Hugo Chávez’s food fight

As food rots in ports, the president blames grocers and seizes stores. But will voters buy his line?


When 80,000 tonnes of food were found rotting in shipping containers at Puerto Cabello in the north of Venezuela in early June, church leaders called it “a sin that heaven is crying over.”
Apparently, the country’s state-owned oil company, PDVAL, which distributes subsidized food to Venezuela’s state-owned grocery stores, had been too disorganized to distribute it.

Subsequently, politicians in other coastal towns have confirmed the existence of rotting food in their ports, too. In the state of Anzoátegui, powdered milk never made it inland from port; in the state of Carabobo, a local councillor told the newspaper El Universal that he’d seen 1,600 tonnes of rice decaying on shore.

In a country where grandmothers elbow each other out of the way when shipments of sugar arrive at the grocery store, it’s hard to see how this scandal won’t damage the president’s popularity. But Hugo Chávez’s tried and true response—blame the capitalists—might just be enough to pull him through the crucial fall elections, says Michael Shifter, president of The Inter-American Dialogue think tank in Washington.

“He’s very good at projecting the image that speculators and investors don’t have the interests of average Venezeulans in mind—but that he does,” Shifter explains. Predictably, in a bid to deflect attention, Chávez responded to the food scandal by jailing three PDVAL officials and intensifying his war on “bourgeoisie” food sellers. Such scapegoating seemed to work in January: Chávez’s devaluation of the currency made imports more expensive, yet he warned private grocers that if they raised prices, he’d seize their stores.
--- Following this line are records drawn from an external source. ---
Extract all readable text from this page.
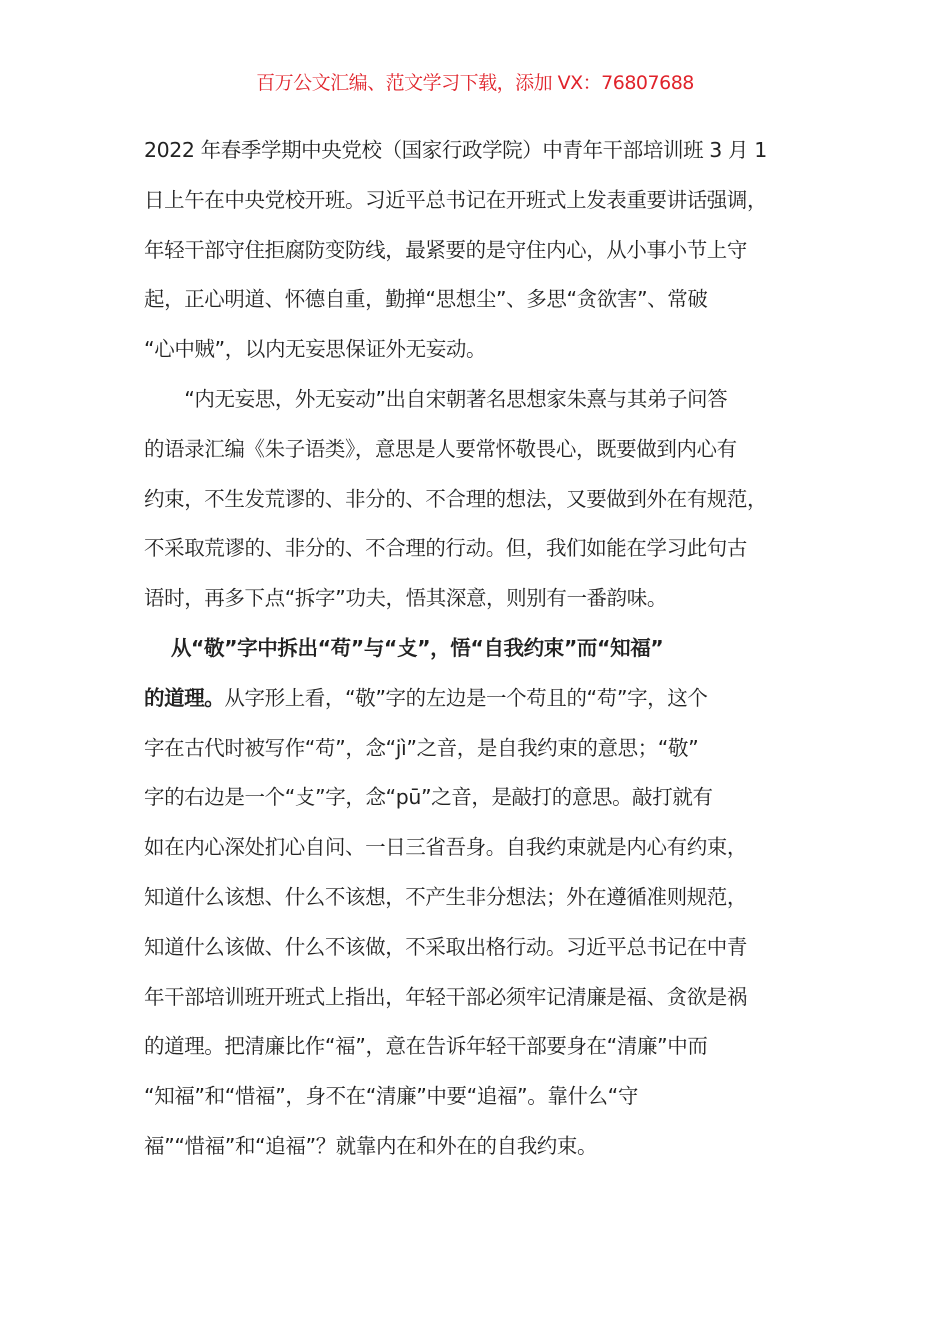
百万公文汇编、范文学习下载，添加 VX：76807688
2022 年春季学期中央党校（国家行政学院）中青年干部培训班 3 月 1
日上午在中央党校开班。习近平总书记在开班式上发表重要讲话强调，
年轻干部守住拒腐防变防线，最紧要的是守住内心，从小事小节上守
起，正心明道、怀德自重，勤掸“思想尘”、多思“贪欲害”、常破
“心中贼”，以内无妄思保证外无妄动。
　　“内无妄思，外无妄动”出自宋朝著名思想家朱熹与其弟子问答
的语录汇编《朱子语类》，意思是人要常怀敬畏心，既要做到内心有
约束，不生发荒谬的、非分的、不合理的想法，又要做到外在有规范，
不采取荒谬的、非分的、不合理的行动。但，我们如能在学习此句古
语时，再多下点“拆字”功夫，悟其深意，则别有一番韵味。
　 从“敬”字中拆出“苟”与“攴”，悟“自我约束”而“知福”
的道理。从字形上看，“敬”字的左边是一个苟且的“苟”字，这个
字在古代时被写作“苟”，念“jì”之音，是自我约束的意思；“敬”
字的右边是一个“攴”字，念“pū”之音，是敲打的意思。敲打就有
如在内心深处扪心自问、一日三省吾身。自我约束就是内心有约束，
知道什么该想、什么不该想，不产生非分想法；外在遵循准则规范，
知道什么该做、什么不该做，不采取出格行动。习近平总书记在中青
年干部培训班开班式上指出，年轻干部必须牢记清廉是福、贪欲是祸
的道理。把清廉比作“福”，意在告诉年轻干部要身在“清廉”中而
“知福”和“惜福”，身不在“清廉”中要“追福”。靠什么“守
福”“惜福”和“追福”？就靠内在和外在的自我约束。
Sure enough, on Jan, 17, he expropriated six private Exito grocery stores, accusing them of “hoarding.” His poll numbers remained high, points out Shifter.

But Chávez is running out of capitalists to blame. The largest food company yet to be expropriated brews the country’s popular Polar beer. Chávez announced he would “take every last plant” if Polar’s billionaire owner didn’t “stop messing around.” The president has since backed off. “There was a chance there would be a shortage of beer,” explains Shifter. “That would be political suicide.”
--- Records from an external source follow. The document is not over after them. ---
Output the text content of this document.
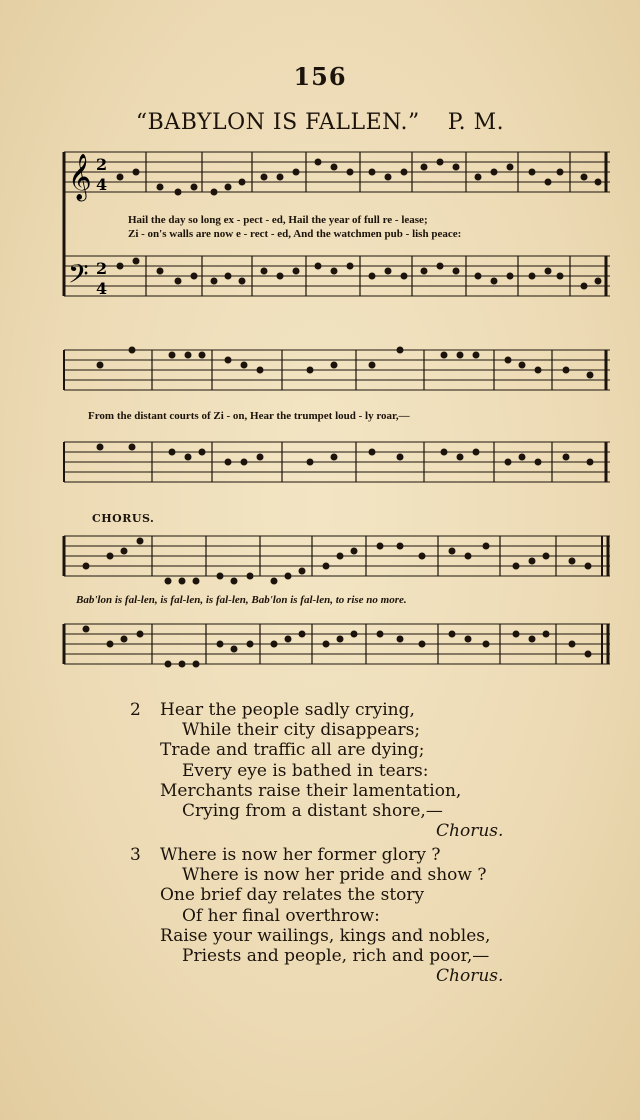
156
“BABYLON IS FALLEN.” P. M.
𝄞
𝄢
2
4
2
4
Hail the day so long ex - pect - ed, Hail the year of full re - lease;
Zi - on's walls are now e - rect - ed, And the watchmen pub - lish peace:
From the distant courts of Zi - on, Hear the trumpet loud - ly roar,—
CHORUS.
Bab'lon is fal-len, is fal-len, is fal-len, Bab'lon is fal-len, to rise no more.
2	Hear the people sadly crying,
While their city disappears;
Trade and traffic all are dying;
Every eye is bathed in tears:
Merchants raise their lamentation,
Crying from a distant shore,—
Chorus.
3	Where is now her former glory ?
Where is now her pride and show ?
One brief day relates the story
Of her final overthrow:
Raise your wailings, kings and nobles,
Priests and people, rich and poor,—
Chorus.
Independent grocers are the latest target. A butcher in Caracas told the Guardian he is facing six years in jail for “speculating” and “inflating prices”—charges once reserved for chains rather than mom-and-pop operations. It’s hard to say how arresting individual business owners will play with average Venezuelans, but Shifter predicts Chávez may try to“make the case that the reason you have inflation is the small business owners who are jacking up prices.”

Support for Chávez is fluctuating: his approval rating dipped to 42 per cent in April and bumped up to 48 per cent in May, reported Venezuelan polling firm Datanalisis. Still, that’s a big drop from the 63 per cent of votes he received in the presidential elections four years ago. The true test of the popularity of his food war may not come until Sept. 26. Chávez’s party will face a united opposition in National Assembly elections for the first time in years, and the government is worried. “They won’t win a majority,” says Shifter. “But it will be a new political game.”